Vapour pressure deficit and solar radiation are the major drivers of transpiration of balsam fir and black spruce tree species in humid boreal regions, even during a short-term drought

Abstract

On vegetation-covered land surfaces, tree transpiration, compared to soil and canopy evaporation, is a major process that sends large amounts of water back to the atmosphere. While the driving forces of tree transpiration have been studied over a range of tree species across an array of ecosystems, no work has been done on balsam fir and black spruce in the humid boreal forest of eastern Canada.We thus studied the relationships between environmental variables and sap flow velocity (as a proxy for transpiration) for these two boreal tree species located at two forest sites in Quebec, Canada over multiple growing seasons (2004 to 2013 for balsam fir and 2006 to 2009 for black spruce).

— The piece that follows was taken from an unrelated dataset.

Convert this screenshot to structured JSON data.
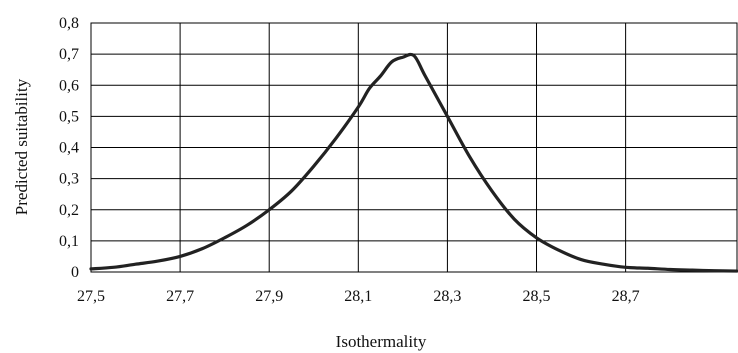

Our results showed that daily sap flow had a strong non-linear relationship with vapour pressure deficit (VPD) for both species. Sap flow was also strongly correlated to solar radiation (Rad) for both species although with slightly weaker relationships than for VPD. Other variables such as daily maximum temperature and precipitation explain a smaller portion of the variance in sap flow while soil water content (SWC) and wind speed had almost no effect. An analysis of the relationships between sap flow and VPD/Rad on an hourly basis over multiple years showed strong diel hysteresis for both species. Contrary to what has been previously proposed, the magnitude of this hysteresis does not seem to relate to the degree of iso/anisohydricity. Finally, our investigation of sap flow relationships to environmental variables during a drought period at the balsam fir site showed that sap flow was only slightly reduced despite a significant decrease in SWC. On the other hand, VPD and Rad remained the main drivers of sap flow. This study emphasizes that VPD and Rad are indeed the major drivers of transpiration during the growing season as well as during drought in humid boreal region.